O fato dele ser um articulista não coloca ele acima de ninguém e aliás coloca ainda mais responsabilidades sobre suas costas. Estou neste momento redigindo email para que ele responda e me esclareça mediante os mesmos argumentos que apresentei aqui. Conheço a linha conservadora dele e acho que ele comete tanto acertos quanto erros, mesmo que ingenuamente.

Sinceramente, usar dos predicados de Don Feder a fim de anular qualquer convição contrária a dele não está de acordo com a igualdade dos homens perante Deus. Acredito que acima dos crentes em Deus Pai apenas o próprio Divino reside. Sim, respondi à altura com um comentário igualmente contundente, descrevendo fatos que presenciei.

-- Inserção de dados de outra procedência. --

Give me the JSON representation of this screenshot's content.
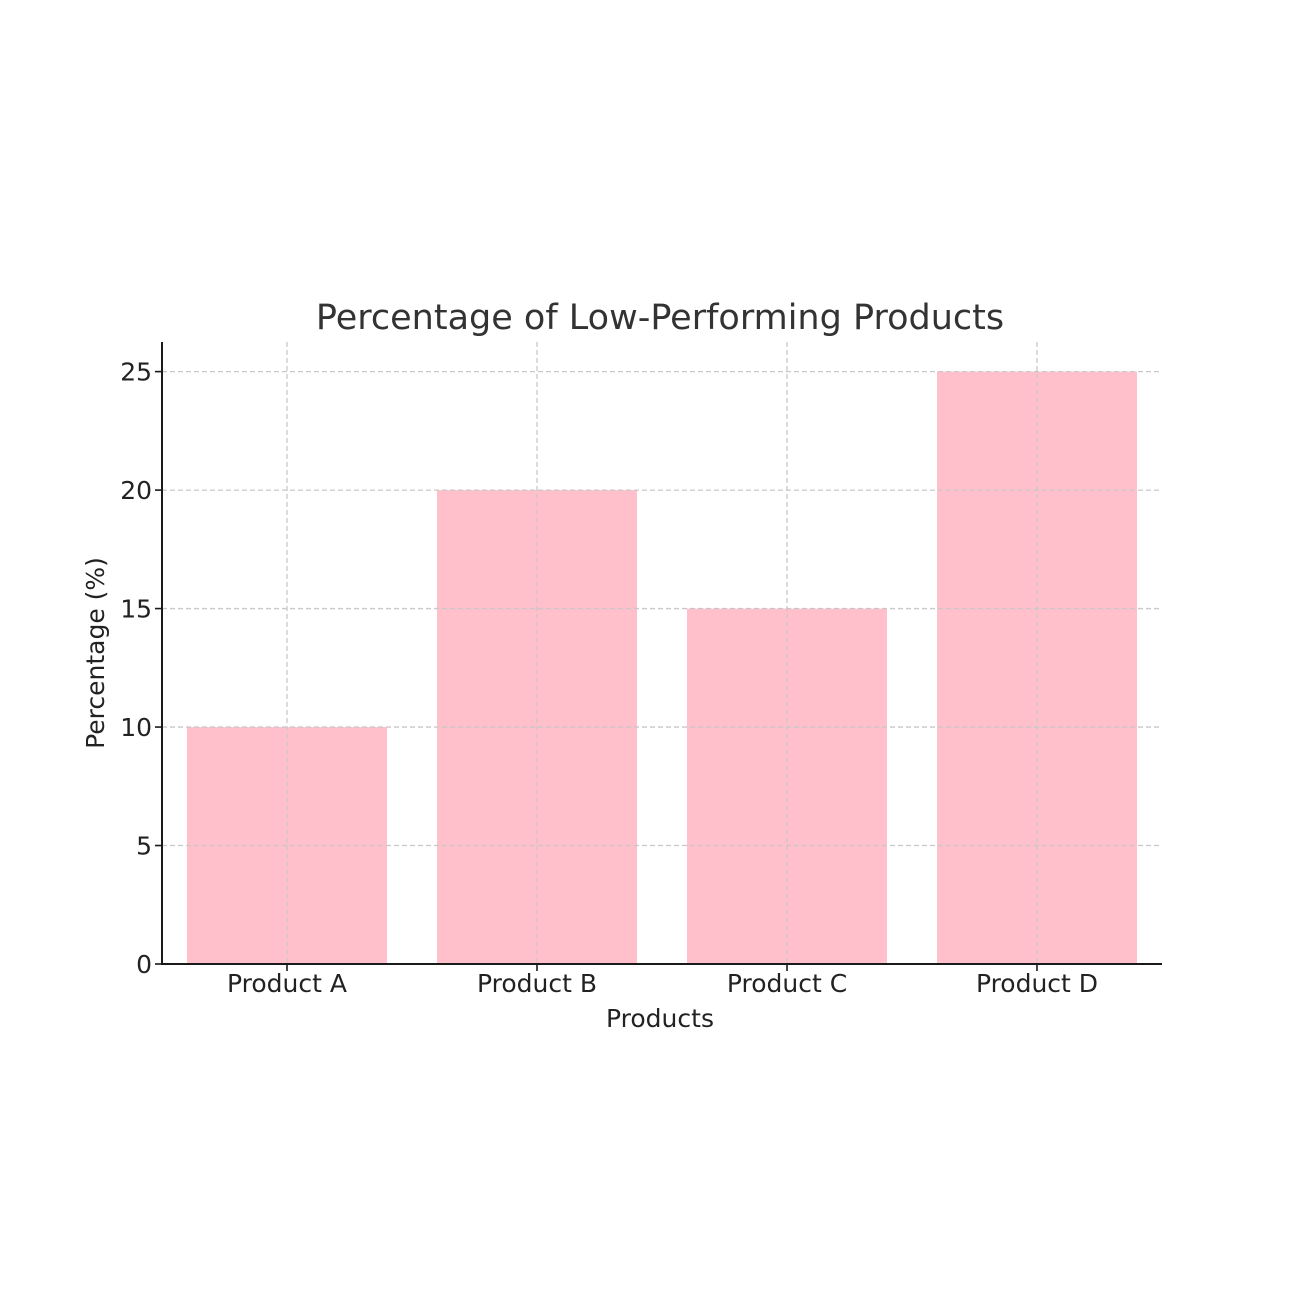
{
  "chart_data": {
    "type": "bar",
    "title": "Percentage of Low-Performing Products",
    "xlabel": "Products",
    "ylabel": "Percentage (%)",
    "categories": [
      "Product A",
      "Product B",
      "Product C",
      "Product D"
    ],
    "values": [
      10,
      20,
      15,
      25
    ],
    "ylim": [
      0,
      26.25
    ],
    "yticks": [
      0,
      5,
      10,
      15,
      20,
      25
    ],
    "grid": true,
    "bar_color": "#ffc0cb"
  }
}
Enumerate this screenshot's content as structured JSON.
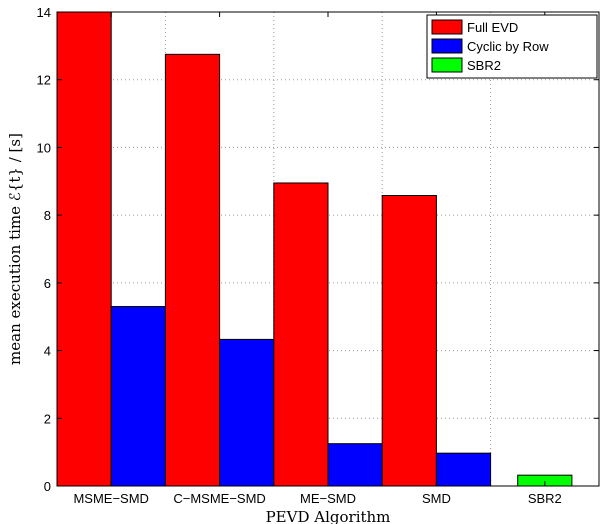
{
  "chart_data": {
    "type": "bar",
    "categories": [
      "MSME−SMD",
      "C−MSME−SMD",
      "ME−SMD",
      "SMD",
      "SBR2"
    ],
    "series": [
      {
        "name": "Full EVD",
        "color": "#ff0000",
        "values": [
          14.0,
          12.75,
          8.95,
          8.58,
          null
        ]
      },
      {
        "name": "Cyclic by Row",
        "color": "#0000ff",
        "values": [
          5.3,
          4.33,
          1.25,
          0.97,
          null
        ]
      },
      {
        "name": "SBR2",
        "color": "#00ff00",
        "values": [
          null,
          null,
          null,
          null,
          0.32
        ]
      }
    ],
    "xlabel": "PEVD Algorithm",
    "ylabel": "mean execution time ℰ{t} / [s]",
    "ylim": [
      0,
      14
    ],
    "yticks": [
      0,
      2,
      4,
      6,
      8,
      10,
      12,
      14
    ],
    "grid": true,
    "legend_position": "top-right"
  }
}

Os muçulmanos em suas terras natais cometeram e ainda cometem muitos erros e pecados e em nenhum momento neguei isso. A lacuna que meu comentário anterior retratava no artigo de Don Feder é justamente a da credibilidade irrepreensível, meticulosa, cuidadosa (nunca maldosa e nem mentirosa) que poderia demolir Obama e calar tanto a esquerda quanto a ofensiva ideológica islâmica. O artigo dele falhou nesse ponto.

Talzez esteja errado, e caso esteja, a humilhação será apenas minha. Nunca quis abater ou colocar os amigos em dúvida e deixo minhas sinceras desculpas já que meu comentário foi interpretado como tal.

Um abraço para todos e fiquem com Deus.

Anônimo disse...

Sr. A. Gomes um verdadeiro cristão tem a Bíblia como autoridade máxima, e justa, pois é a infalível Palavra de Deus. Você diz ser cristão mas seu discurso é recheado de humanismo.

Anônimo disse...

ALEXANDRO, QUANTOS ERROS NOS SEUS COMENTÁRIOS. É VERDADE QUE VOCÊ CONHECE CERTOS ASSUNTOS MAIS DO QUE A MAIORIA DAS PESSOAS. MAS, POR TER UM CONHECIMENTO SUPERFICIAL E POR DESCONSIDERAR OS FATOS HISTÓRICOS, COMETE ERROS E GRANDES CONTRADIÇÕES.

OS EUA FORAM CRIADOS SEM "OPRESSÃO RELIGIOSA" PORQUE SUA CONSTITUIÇÃO FOI FEITA "COM A BÍBLIA NA MÃO" E NÃO PORQUE "OS PAIS FUNDADORES" ASSIM QUISERAM. SEUS IDEAIS NESSE MOMENTO ERAM OCULTOS E PARTE DELES AINDA O SÃO.

ESSA CONSTITUIÇÃO REFLETIA OS IDEAIS DE UM POVO CRISTÃO QUE FUGINDO DA "PERSSEGUIÇÃO RELIGIOSA" NA EUROPA, VIERAM PARA A AMERICA, PARA FUNDAR UMA NAÇÃO CRISTÃ.

SE VOCÊ TIVER CORAGEM E HONESTIDADE PARA RECONHECER SEUS ERROS VOU LHE DAR UMA DICA: www.espada.eti.br NESSE SITE VOCÊ ENCONTRARÁ INÚMEROS ARTIGOS ENTRE OUTROS, ONDE PODERÁ ESTUDAR OS VERDADEIROS IDEAIS DOS PAIS FUNDADORES, SUAS LIGAÇÕES COM OS "ILUMINATIS" (NÃO ILUMINISMO), E COMO QUE, SÓMENTE AGORA ESSES IDEAIS DOMINAM OS EUA.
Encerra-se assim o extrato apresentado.